Steve Jobs dijo alguna vez que era difícil diseñar productos a partir de estudios de opinión, porque “muchas veces la gente no sabe lo que quiere hasta que se lo muestras”. Lo mismo se puede decir de la Nueva Constitución: la gente no sabía que la quería hasta que se le propuso, y cuando se lo hizo la respaldó masivamente, como se vio en el plebiscito del 25 de octubre.
Proponer un proceso constituyente como cauce y respuesta a la crisis que estalló a fines del año era contraintuitivo. ¿Desplazar esas explosivas ilusiones de cambio hacia un objeto intangible como es la Carta Fundamental? ¿Depositar nuevamente confianza en un rito tan desgastado como es votar y elegir representantes? ¿Recuperar para la democracia a dos grupos que se habían alejado de esta, como los jóvenes y el mundo popular? ¿Hacer de la “Constitución de Pinochet” la víctima emisaria cuyo sacrificio podía producir la reconciliación?
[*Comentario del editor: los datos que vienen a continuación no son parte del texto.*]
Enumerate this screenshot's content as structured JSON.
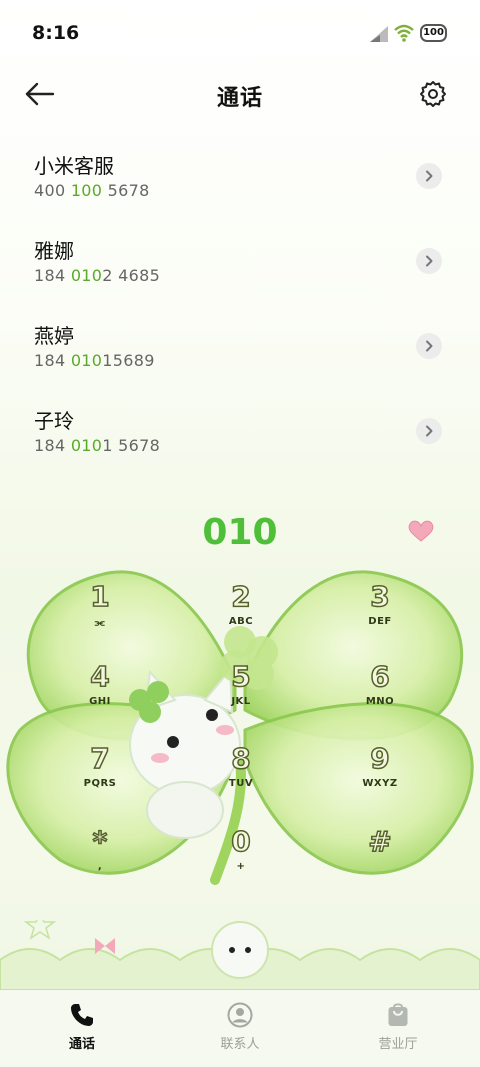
{
  "status_bar": {
    "time": "8:16",
    "battery": "100"
  },
  "header": {
    "title": "通话"
  },
  "contacts": [
    {
      "name": "小米客服",
      "number_pre": "400 ",
      "number_hl": "100",
      "number_post": " 5678"
    },
    {
      "name": "雅娜",
      "number_pre": "184 ",
      "number_hl": "010",
      "number_post": "2 4685"
    },
    {
      "name": "燕婷",
      "number_pre": "184 ",
      "number_hl": "010",
      "number_post": "15689"
    },
    {
      "name": "子玲",
      "number_pre": "184 ",
      "number_hl": "010",
      "number_post": "1 5678"
    }
  ],
  "dial": {
    "value": "010"
  },
  "keypad": [
    {
      "digit": "1",
      "letters": ""
    },
    {
      "digit": "2",
      "letters": "ABC"
    },
    {
      "digit": "3",
      "letters": "DEF"
    },
    {
      "digit": "4",
      "letters": "GHI"
    },
    {
      "digit": "5",
      "letters": "JKL"
    },
    {
      "digit": "6",
      "letters": "MNO"
    },
    {
      "digit": "7",
      "letters": "PQRS"
    },
    {
      "digit": "8",
      "letters": "TUV"
    },
    {
      "digit": "9",
      "letters": "WXYZ"
    },
    {
      "digit": "*",
      "letters": ","
    },
    {
      "digit": "0",
      "letters": "+"
    },
    {
      "digit": "#",
      "letters": ""
    }
  ],
  "tabs": [
    {
      "label": "通话",
      "icon": "phone-icon",
      "active": true
    },
    {
      "label": "联系人",
      "icon": "contact-icon",
      "active": false
    },
    {
      "label": "营业厅",
      "icon": "shopping-bag-icon",
      "active": false
    }
  ],
  "colors": {
    "accent": "#4fbf3a",
    "highlight": "#5aaa2a",
    "clover": "#b9e07a"
  }
}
Por ahora al menos, todo eso se ha cumplido. La conversión de la nueva Constitución en el objeto que condensa un vasto e impreciso deseo de cambio (deseo que, como se vio el 25-O, era muchísimo más amplio de lo que el establishment suponía) fue como una transubstanciación, como un milagro. Por lo mismo es hora de reconocerlo: con el acuerdo del 15 de noviembre la clase política chilena dio una muestra de liderazgo que compite a la par con la de Steve Jobs cuando lanzó el iPod y el iPhone.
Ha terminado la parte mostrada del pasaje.